396 Esse aspecto de plano de ação pareceu mesmo evidente, mais ainda se levarmos em consideração os caminhos que canção popular participante seguiu a partir deste ano; como bem apontam Zan e Nobre: “Visto com olhos dos festivais da música popular dos dois anos seguintes, por exemplo, isso soa mesmo como um programa. Como o programa que foi efetivamente levado adiante, de diversas maneiras, por diferentes razões, por quem participava, direta ou indiretamente, dessa conversa”. ZAN; NOBRE, op. cit.

397 RIDENTI, 2010, op. cit., p. 96. 398 Ibidem, p. 141.

De fato, olhando retrospectivamente para os acontecimentos que marcaram a política e a cultura da segunda metade dos anos de 1960, não deixa de haver certa contradição na inserção mercadológica de artistas marcados por uma espécie de “romantismo revolucionário”. Ademais, a própria estratégia de exploração do mercado com intenções artísticas e políticas transformadoras pode nos parecer agora como um tanto ilusória. Assim mesmo, talvez houvesse ali a percepção de certas possibilidades que o distanciamento histórico não ajuda a enxergar. Se hoje a indústria cultural se mostra praticamente insubjugável, dada sua consolidação e estruturação bem definidas, naquele momento haveria uma espécie de abertura. Tratava-se de um momento de reestruturação do mercado musical. Como já dito, aos artistas participantes, então, parecia apresentar-se duas vias possíveis no pós-1964: ou a atuação por meio de “células de guerrilha musical”, ou a disputa através do “terreno do mercado”.

Mas mesmo quem não queria se entocar nas células de resistência só topava a disputa aberta na indústria cultural se enxergasse ali margem para outro tipo de guerrilha. Ou seja, se encontrasse na indústria cultural espaço para a disputa política, naquele sentido amplo e largo do termo que é próprio de um movimento artístico que se preze.
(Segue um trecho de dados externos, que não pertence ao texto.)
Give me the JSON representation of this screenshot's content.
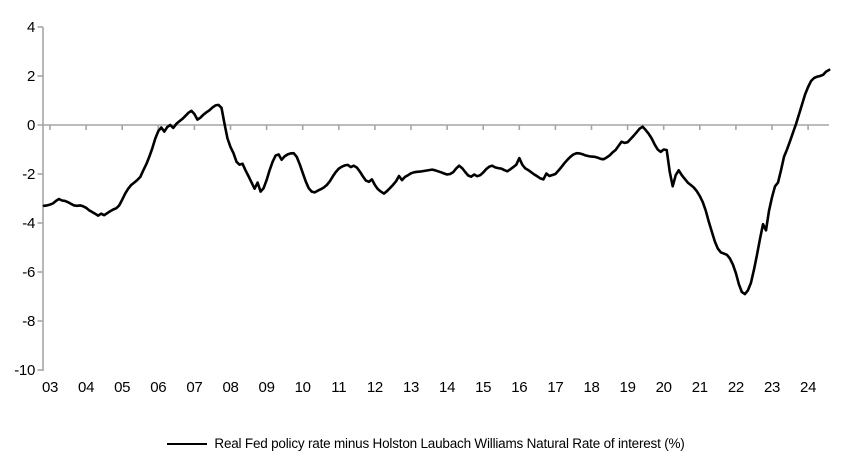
{
  "chart_data": {
    "type": "line",
    "title": "",
    "xlabel": "",
    "ylabel": "",
    "ylim": [
      -10,
      4
    ],
    "xlim_years": [
      2003,
      2024.67
    ],
    "grid": false,
    "legend_position": "bottom",
    "axis_color": "#a6a6a6",
    "y_ticks": [
      4,
      2,
      0,
      -2,
      -4,
      -6,
      -8,
      -10
    ],
    "x_ticks": [
      "03",
      "04",
      "05",
      "06",
      "07",
      "08",
      "09",
      "10",
      "11",
      "12",
      "13",
      "14",
      "15",
      "16",
      "17",
      "18",
      "19",
      "20",
      "21",
      "22",
      "23",
      "24"
    ],
    "x_axis_note": "x axis drawn at value 0; tick marks mark each January",
    "series": [
      {
        "name": "Real Fed policy rate minus Holston Laubach Williams Natural Rate of interest (%)",
        "color": "#000000",
        "frequency": "monthly",
        "years": [
          {
            "year": 2002,
            "start_month": 11,
            "values": [
              -3.3,
              -3.28
            ]
          },
          {
            "year": 2003,
            "values": [
              -3.25,
              -3.2,
              -3.1,
              -3.02,
              -3.08,
              -3.1,
              -3.15,
              -3.22,
              -3.28,
              -3.3,
              -3.28,
              -3.32
            ]
          },
          {
            "year": 2004,
            "values": [
              -3.38,
              -3.48,
              -3.55,
              -3.62,
              -3.7,
              -3.62,
              -3.68,
              -3.6,
              -3.52,
              -3.45,
              -3.4,
              -3.28
            ]
          },
          {
            "year": 2005,
            "values": [
              -3.05,
              -2.8,
              -2.6,
              -2.45,
              -2.35,
              -2.25,
              -2.12,
              -1.85,
              -1.6,
              -1.3,
              -0.95,
              -0.55
            ]
          },
          {
            "year": 2006,
            "values": [
              -0.25,
              -0.1,
              -0.27,
              -0.08,
              0.0,
              -0.12,
              0.05,
              0.15,
              0.25,
              0.37,
              0.5,
              0.58
            ]
          },
          {
            "year": 2007,
            "values": [
              0.45,
              0.22,
              0.3,
              0.42,
              0.52,
              0.6,
              0.72,
              0.8,
              0.82,
              0.7,
              0.05,
              -0.55
            ]
          },
          {
            "year": 2008,
            "values": [
              -0.9,
              -1.15,
              -1.5,
              -1.62,
              -1.58,
              -1.85,
              -2.1,
              -2.35,
              -2.6,
              -2.35,
              -2.72,
              -2.58
            ]
          },
          {
            "year": 2009,
            "values": [
              -2.25,
              -1.85,
              -1.5,
              -1.25,
              -1.2,
              -1.42,
              -1.28,
              -1.2,
              -1.16,
              -1.15,
              -1.3,
              -1.6
            ]
          },
          {
            "year": 2010,
            "values": [
              -1.95,
              -2.3,
              -2.58,
              -2.72,
              -2.75,
              -2.68,
              -2.62,
              -2.55,
              -2.45,
              -2.3,
              -2.1,
              -1.92
            ]
          },
          {
            "year": 2011,
            "values": [
              -1.78,
              -1.7,
              -1.65,
              -1.63,
              -1.72,
              -1.66,
              -1.74,
              -1.9,
              -2.1,
              -2.27,
              -2.32,
              -2.22
            ]
          },
          {
            "year": 2012,
            "values": [
              -2.45,
              -2.62,
              -2.72,
              -2.8,
              -2.7,
              -2.58,
              -2.45,
              -2.3,
              -2.08,
              -2.25,
              -2.12,
              -2.05
            ]
          },
          {
            "year": 2013,
            "values": [
              -1.97,
              -1.93,
              -1.91,
              -1.9,
              -1.88,
              -1.86,
              -1.84,
              -1.82,
              -1.85,
              -1.89,
              -1.93,
              -1.98
            ]
          },
          {
            "year": 2014,
            "values": [
              -2.02,
              -2.0,
              -1.93,
              -1.78,
              -1.66,
              -1.76,
              -1.92,
              -2.06,
              -2.11,
              -2.02,
              -2.09,
              -2.05
            ]
          },
          {
            "year": 2015,
            "values": [
              -1.94,
              -1.8,
              -1.7,
              -1.66,
              -1.73,
              -1.76,
              -1.78,
              -1.84,
              -1.89,
              -1.81,
              -1.72,
              -1.62
            ]
          },
          {
            "year": 2016,
            "values": [
              -1.35,
              -1.62,
              -1.77,
              -1.84,
              -1.93,
              -2.02,
              -2.1,
              -2.18,
              -2.22,
              -1.98,
              -2.08,
              -2.04
            ]
          },
          {
            "year": 2017,
            "values": [
              -2.0,
              -1.86,
              -1.72,
              -1.56,
              -1.42,
              -1.3,
              -1.2,
              -1.15,
              -1.16,
              -1.19,
              -1.24,
              -1.27
            ]
          },
          {
            "year": 2018,
            "values": [
              -1.29,
              -1.3,
              -1.33,
              -1.38,
              -1.4,
              -1.33,
              -1.24,
              -1.12,
              -1.02,
              -0.85,
              -0.68,
              -0.73
            ]
          },
          {
            "year": 2019,
            "values": [
              -0.7,
              -0.57,
              -0.44,
              -0.3,
              -0.15,
              -0.07,
              -0.2,
              -0.36,
              -0.55,
              -0.8,
              -1.0,
              -1.1
            ]
          },
          {
            "year": 2020,
            "values": [
              -1.0,
              -1.02,
              -1.9,
              -2.5,
              -2.05,
              -1.85,
              -2.05,
              -2.2,
              -2.35,
              -2.45,
              -2.55,
              -2.7
            ]
          },
          {
            "year": 2021,
            "values": [
              -2.9,
              -3.15,
              -3.5,
              -3.95,
              -4.35,
              -4.75,
              -5.05,
              -5.2,
              -5.25,
              -5.3,
              -5.45,
              -5.7
            ]
          },
          {
            "year": 2022,
            "values": [
              -6.05,
              -6.5,
              -6.82,
              -6.9,
              -6.75,
              -6.45,
              -5.9,
              -5.3,
              -4.65,
              -4.05,
              -4.3,
              -3.5
            ]
          },
          {
            "year": 2023,
            "values": [
              -2.95,
              -2.5,
              -2.35,
              -1.85,
              -1.3,
              -1.0,
              -0.65,
              -0.3,
              0.05,
              0.45,
              0.85,
              1.25
            ]
          },
          {
            "year": 2024,
            "values": [
              1.55,
              1.8,
              1.92,
              1.97,
              2.0,
              2.05,
              2.18,
              2.25
            ]
          }
        ]
      }
    ]
  }
}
A hora histórica não poderia ter sido mais propícia. A música era de longe a forma artística dominante no país. E muitos dos principais programas da televisão nascente eram programas musicais. Com a televisão e a progressiva integração entre os diferentes meios, a indústria cultural brasileira estava em um momento de transição para um modelo que só viria a se estabilizar ao longo da década de 1970. As brechas para a intervenção tinham potencial para se tornar grandes avenidas.400

Voltando à atuação de Nara Leão, se partirmos da constatação de que Nara teria sido uma das proponentes (ou ao menos uma grande entusiasta) desse “programa de ação”, esperar-se- ia como consequência uma sua presença contundente nos meio de comunicação da época – o que, em alguma medida, de fato ocorreu. Entretanto, olhando mais atentamente para a trajetória da intérprete, essa atuação se deu de maneira um tanto contraditória, uma vez que não foram poucas as vezes nas quais a cantora recusou o mainstream, refugou diante do showbusiness: abandonando projetos artísticos e afastando-se por períodos consideráveis dos palcos e estúdios. Não parece exagero apontar que a figura pública de Nara ficou marcada – para além de uma disposição pouco usual para se envolver em debates e polêmicas políticas e artísticas – por um excesso de timidez, por uma constante recusa à exposição midiática mais excessiva e, em certa medida, por uma dificuldade em assumir de fato a condição de intérprete profissional de canções. Ademais, vale ressaltar que poucas semanas antes, Nara declarava a quem quisesse ouvir seu sentimento de

exaustão, bem como, sua indecisão em relação à sua profissão, sequer definindo-se realmente como uma cantora. Mais que isso, apontando para o fato de que a canção engajada teria “entrado

pelo cano” por culpa do próprio excesso de comercialização – “começou a comercializar-se demais e aí é fogo”, em suas próprias palavras401 –, processo que, segundo ela, parecia levar a uma descaracterização, a uma “falsificação” da moderna música popular.